The London Stock Exchange (LSE) has made changes to its new fee schedule, due to be implemented on 1 September, in response to feedback from customers and a review of its order management surcharges.
The exchange has dropped plans to impose a 0.25 basis point surcharge for users executing more than 70% of their orders on the exchange aggressively.
The LSE has also reduced the instances where its £0.05 order management surcharge, levied when events such as order entries, modifications or deletions exceed a certain volume, will apply. The surcharge will now only apply where order events in FTSE 100 and FTSE 250 securities exceed 100 per electronic trade, or where order events for exchange-traded funds and exchange-traded products exceed 200 per electronic trade. No other securities will be subject to the surcharge.

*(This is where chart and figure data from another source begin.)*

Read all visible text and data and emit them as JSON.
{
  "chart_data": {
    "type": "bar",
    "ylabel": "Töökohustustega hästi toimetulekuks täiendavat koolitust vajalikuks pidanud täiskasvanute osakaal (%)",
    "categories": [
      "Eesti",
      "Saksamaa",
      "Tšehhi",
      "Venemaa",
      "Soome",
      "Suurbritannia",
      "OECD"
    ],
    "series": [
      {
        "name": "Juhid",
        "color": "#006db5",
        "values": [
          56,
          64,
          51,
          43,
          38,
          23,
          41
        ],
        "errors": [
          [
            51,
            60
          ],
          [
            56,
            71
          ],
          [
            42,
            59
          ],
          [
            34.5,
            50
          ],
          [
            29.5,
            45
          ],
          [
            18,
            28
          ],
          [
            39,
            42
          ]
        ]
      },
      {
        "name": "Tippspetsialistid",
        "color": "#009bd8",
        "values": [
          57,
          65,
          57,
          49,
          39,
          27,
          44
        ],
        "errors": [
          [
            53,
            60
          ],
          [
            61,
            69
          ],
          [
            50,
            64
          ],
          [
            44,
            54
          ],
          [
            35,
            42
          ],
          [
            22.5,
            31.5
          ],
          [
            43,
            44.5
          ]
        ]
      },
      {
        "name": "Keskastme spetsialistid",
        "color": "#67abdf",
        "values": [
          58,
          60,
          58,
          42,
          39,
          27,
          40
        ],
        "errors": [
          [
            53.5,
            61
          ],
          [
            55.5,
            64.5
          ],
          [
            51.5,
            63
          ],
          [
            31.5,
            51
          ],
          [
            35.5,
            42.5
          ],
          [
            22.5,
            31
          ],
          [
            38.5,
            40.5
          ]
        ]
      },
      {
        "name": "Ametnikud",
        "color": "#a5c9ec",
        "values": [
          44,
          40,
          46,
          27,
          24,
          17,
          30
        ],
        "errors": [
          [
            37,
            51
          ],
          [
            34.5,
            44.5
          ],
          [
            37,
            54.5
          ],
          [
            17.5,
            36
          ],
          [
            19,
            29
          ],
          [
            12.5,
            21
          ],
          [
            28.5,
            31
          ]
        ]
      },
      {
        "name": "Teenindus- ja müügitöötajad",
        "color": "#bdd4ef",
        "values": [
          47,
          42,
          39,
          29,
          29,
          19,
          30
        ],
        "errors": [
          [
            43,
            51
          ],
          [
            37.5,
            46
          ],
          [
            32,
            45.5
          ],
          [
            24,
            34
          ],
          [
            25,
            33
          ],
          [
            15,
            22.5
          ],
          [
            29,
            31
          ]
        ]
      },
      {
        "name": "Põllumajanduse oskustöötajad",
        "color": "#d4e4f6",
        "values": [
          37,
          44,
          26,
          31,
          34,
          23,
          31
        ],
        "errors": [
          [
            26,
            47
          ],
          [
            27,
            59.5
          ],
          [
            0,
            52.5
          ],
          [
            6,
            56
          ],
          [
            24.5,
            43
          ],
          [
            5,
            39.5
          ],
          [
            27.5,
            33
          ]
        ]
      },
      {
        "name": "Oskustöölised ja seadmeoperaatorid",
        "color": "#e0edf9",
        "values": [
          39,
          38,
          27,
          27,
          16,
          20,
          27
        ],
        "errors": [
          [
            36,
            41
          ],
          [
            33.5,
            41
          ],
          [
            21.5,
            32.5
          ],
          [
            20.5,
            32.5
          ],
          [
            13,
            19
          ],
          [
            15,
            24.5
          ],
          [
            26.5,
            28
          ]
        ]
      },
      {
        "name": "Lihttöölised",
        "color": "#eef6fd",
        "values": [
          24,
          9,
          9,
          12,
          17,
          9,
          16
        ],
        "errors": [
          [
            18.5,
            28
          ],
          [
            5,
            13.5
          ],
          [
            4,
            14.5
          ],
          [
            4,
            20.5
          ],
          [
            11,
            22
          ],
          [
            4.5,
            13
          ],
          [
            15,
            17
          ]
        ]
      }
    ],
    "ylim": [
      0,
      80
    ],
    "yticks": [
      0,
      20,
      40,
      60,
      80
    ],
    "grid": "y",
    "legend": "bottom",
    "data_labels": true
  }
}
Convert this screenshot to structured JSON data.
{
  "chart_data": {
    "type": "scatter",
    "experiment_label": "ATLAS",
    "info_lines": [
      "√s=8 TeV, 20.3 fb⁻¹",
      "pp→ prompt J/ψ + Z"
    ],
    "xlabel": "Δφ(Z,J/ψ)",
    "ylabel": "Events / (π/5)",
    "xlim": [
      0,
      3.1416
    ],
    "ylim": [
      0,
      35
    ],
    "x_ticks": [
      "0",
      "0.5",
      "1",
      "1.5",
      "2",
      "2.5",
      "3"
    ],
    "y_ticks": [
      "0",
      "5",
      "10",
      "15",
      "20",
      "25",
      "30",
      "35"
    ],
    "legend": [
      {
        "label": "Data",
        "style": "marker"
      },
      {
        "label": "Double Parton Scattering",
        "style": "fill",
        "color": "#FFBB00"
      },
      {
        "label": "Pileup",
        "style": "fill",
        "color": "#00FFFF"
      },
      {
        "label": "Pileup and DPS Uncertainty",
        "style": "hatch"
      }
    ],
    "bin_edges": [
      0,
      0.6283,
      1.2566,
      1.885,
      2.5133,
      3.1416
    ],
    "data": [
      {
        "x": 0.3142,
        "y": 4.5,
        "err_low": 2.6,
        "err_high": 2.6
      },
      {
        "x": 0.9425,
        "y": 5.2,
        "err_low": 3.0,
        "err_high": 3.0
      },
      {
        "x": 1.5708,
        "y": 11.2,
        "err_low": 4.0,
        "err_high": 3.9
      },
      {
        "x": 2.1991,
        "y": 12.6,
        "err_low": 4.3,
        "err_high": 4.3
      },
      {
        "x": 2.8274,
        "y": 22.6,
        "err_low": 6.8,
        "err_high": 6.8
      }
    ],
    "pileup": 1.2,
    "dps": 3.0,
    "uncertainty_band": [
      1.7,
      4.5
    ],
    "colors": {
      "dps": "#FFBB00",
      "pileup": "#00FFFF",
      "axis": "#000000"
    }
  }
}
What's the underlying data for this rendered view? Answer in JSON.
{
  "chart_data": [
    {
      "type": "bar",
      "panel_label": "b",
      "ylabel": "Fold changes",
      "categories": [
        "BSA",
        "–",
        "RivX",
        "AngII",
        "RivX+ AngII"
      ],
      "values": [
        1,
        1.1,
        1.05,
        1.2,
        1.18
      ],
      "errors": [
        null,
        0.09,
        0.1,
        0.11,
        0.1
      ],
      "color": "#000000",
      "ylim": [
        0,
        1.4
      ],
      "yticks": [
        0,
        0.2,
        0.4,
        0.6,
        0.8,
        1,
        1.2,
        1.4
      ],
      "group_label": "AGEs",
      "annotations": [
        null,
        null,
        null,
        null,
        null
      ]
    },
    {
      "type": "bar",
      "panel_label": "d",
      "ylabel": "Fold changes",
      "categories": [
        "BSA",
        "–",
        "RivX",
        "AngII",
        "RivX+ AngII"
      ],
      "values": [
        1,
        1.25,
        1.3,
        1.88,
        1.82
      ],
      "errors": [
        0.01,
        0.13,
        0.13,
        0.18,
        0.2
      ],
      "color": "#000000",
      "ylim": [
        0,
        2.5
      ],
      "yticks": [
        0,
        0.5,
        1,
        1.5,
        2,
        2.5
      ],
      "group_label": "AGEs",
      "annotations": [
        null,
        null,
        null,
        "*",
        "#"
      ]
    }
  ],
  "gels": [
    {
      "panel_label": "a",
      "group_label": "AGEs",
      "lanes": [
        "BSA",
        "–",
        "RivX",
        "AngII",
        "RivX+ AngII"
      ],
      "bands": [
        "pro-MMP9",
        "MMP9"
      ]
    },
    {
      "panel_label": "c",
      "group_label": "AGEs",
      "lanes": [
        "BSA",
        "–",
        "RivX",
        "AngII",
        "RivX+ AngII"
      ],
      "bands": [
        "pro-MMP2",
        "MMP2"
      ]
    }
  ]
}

The change follows analysis and revision of a pilot scheme introduced in December 2008.
In addition, the exchange has clarified how its SETS Internaliser charge is applied and how executed orders count towards a firm’s monthly cumulative value traded.
The LSE’s new fee schedule, first unveiled on 1 July, will see the abolition of its maker rebate, introduced last September, in favour of levying an equal charge for both passive and aggressive orders. LSE CEO Xavier Rolet argues that maker rebates place a higher value on passive orders, but the exchange values both passive and aggressive orders equally.
The new tariff structure will also deepen volume discounts and made them easier to hit. Under the new tariff, members will need to trade more than £10 billion in value per month on the LSE to achieve the lowest fee of 0.20 bps, while under the current schedule, companies need to trade more than £30 billion a month to hit the lowest fee of 0.45 bps.